The second party, according to al-Majarish, are former leaders and members of the Free Syrian Army whose interests aligned with the regime’s, and they went so far as to coordinate closely like the Eighth Brigade, agreeing on subordination to the Military Security while still clinging to their affiliation with the Free Army and operating on the principle of “emergency support for former comrades.”

All these conflicts have left behind a security-tense area with frequent killings, theft, and drug smuggling.

A graduation ceremony for a military unit of the Eighth Brigade - July 8, 2020 (Busra Now)

A graduation ceremony for a military unit of the Eighth Brigade – July 8, 2020 (Busra Now)

Who benefits?

A leader in the Eighth Brigade, who kept his name confidential for security reasons, refused to call the operation a “military campaign,” considering it a limited security operation targeting a group led by Mohamed Jadallah al-Zoubi. He denied any regime forces’ participation in the operation or any use of heavy weapons during the attack.

The Russian agency Sputnik reported through its correspondent in Daraa that “one of the most prominent leaders of the Islamic State group in southern Syria was killed by Syrian Army fire.”

It added that the operation was supported by local armed groups, including the Eighth Brigade, which had conducted “reconciliations with the Syrian state” over the past years under Russian auspices.

A commander in the Eighth Brigade denied the regime’s involvement or its connection with the attack, adding that the brigade’s military convoy passed through regime checkpoints, as it was composed of a large military force; thus, the security barriers would not intercept it.

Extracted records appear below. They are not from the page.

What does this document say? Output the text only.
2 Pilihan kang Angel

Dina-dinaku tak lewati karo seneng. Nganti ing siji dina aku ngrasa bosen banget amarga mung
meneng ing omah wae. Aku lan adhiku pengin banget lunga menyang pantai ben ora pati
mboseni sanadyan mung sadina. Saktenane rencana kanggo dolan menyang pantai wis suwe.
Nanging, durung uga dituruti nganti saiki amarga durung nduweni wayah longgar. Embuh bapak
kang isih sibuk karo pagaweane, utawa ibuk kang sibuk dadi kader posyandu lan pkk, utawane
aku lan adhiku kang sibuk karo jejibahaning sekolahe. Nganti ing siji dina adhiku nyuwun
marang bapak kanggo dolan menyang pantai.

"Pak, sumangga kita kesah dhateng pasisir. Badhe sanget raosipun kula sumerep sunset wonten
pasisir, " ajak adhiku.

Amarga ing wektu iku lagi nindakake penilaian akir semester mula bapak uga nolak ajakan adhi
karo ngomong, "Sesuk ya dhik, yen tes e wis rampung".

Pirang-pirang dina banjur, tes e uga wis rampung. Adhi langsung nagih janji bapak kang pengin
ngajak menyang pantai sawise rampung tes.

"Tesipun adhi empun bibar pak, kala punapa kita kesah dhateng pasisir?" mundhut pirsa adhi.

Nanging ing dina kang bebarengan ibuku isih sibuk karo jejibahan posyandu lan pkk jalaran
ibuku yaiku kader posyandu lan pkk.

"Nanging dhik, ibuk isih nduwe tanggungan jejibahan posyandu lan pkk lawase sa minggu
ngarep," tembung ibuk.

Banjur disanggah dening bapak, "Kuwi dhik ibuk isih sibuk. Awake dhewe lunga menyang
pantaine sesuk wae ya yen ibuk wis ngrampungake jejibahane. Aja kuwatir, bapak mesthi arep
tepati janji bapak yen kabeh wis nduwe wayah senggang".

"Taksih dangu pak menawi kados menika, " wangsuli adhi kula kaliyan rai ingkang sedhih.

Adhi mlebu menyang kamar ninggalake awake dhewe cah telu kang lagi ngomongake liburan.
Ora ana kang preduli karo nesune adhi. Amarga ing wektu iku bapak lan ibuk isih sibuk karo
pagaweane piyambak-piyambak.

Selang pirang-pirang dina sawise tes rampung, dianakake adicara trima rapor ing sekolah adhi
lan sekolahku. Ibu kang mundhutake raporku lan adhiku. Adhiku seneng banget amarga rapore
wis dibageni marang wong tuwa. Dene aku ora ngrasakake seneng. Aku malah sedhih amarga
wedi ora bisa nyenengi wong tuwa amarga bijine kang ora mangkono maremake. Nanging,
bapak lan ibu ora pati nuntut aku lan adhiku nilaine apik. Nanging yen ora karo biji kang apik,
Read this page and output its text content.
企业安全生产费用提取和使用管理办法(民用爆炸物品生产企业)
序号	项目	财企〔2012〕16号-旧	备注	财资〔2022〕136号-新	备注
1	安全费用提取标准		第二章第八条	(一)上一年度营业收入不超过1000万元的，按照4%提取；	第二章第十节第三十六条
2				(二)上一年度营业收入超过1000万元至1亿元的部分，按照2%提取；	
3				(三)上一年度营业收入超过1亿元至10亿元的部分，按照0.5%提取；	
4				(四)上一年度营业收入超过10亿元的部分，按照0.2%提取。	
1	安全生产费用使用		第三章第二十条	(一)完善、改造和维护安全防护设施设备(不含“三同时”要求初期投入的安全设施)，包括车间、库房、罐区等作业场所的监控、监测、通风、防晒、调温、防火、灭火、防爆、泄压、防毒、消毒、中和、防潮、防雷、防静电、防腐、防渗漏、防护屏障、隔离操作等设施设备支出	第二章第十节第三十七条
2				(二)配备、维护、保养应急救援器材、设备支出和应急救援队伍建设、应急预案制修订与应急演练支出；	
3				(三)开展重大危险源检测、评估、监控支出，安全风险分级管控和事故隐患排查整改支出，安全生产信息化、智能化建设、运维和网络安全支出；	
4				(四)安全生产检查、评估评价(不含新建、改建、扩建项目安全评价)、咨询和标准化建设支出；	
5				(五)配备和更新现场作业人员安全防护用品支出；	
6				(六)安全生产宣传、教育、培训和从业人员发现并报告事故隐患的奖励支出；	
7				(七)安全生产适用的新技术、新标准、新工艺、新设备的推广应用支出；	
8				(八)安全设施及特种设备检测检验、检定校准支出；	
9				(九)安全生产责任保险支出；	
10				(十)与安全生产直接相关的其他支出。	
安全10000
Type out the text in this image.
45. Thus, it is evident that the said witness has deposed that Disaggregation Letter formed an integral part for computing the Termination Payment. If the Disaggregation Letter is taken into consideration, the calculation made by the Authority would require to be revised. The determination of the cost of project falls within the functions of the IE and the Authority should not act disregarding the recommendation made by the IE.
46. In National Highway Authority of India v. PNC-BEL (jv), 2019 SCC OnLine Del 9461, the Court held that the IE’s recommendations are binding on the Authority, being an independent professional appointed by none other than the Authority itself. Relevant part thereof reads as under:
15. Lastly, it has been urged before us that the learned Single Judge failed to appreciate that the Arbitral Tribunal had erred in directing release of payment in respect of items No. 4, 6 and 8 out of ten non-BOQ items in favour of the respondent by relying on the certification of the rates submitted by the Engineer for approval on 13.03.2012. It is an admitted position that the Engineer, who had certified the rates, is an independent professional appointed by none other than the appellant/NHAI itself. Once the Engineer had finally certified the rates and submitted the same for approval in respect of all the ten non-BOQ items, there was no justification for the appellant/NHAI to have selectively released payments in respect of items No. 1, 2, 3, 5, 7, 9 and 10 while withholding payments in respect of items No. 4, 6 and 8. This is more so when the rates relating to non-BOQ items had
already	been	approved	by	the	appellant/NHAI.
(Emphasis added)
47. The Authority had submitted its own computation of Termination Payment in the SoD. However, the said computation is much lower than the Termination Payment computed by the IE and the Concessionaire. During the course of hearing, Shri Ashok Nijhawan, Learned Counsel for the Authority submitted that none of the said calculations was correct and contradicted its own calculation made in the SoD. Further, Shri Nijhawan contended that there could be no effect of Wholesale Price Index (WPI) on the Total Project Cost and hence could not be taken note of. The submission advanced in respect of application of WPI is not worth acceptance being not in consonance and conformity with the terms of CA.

He also mentioned that many members of the Eighth Brigade who participated in the security campaign were originally wanted by the regime on security and political charges.

The dissident colonel from the regime’s forces, Munir al-Hariri (a native of Daraa and resident in Jordan), believes that the province is experiencing “utter chaos,” planned and coordinated by the regime with all its security joints and with endorsement from Iran, to fail the “communal harmony” in the south and to show the regime as the only party capable of controlling the region.

He told Enab Baladi that the regime has succeeded in shifting the scene from factional conflicts to retaliation situations led by individuals with no standing in society, “with a clear absence of reason and wisdom and those of opinion from both sides.”

Al-Hariri sees that the regime and “Islamic organizations” have supported some parties and contributed to the growth of their power at the expense of the other party, and considering the current scene, some parties have become indirectly executors of the regime’s pre-set agenda for the region.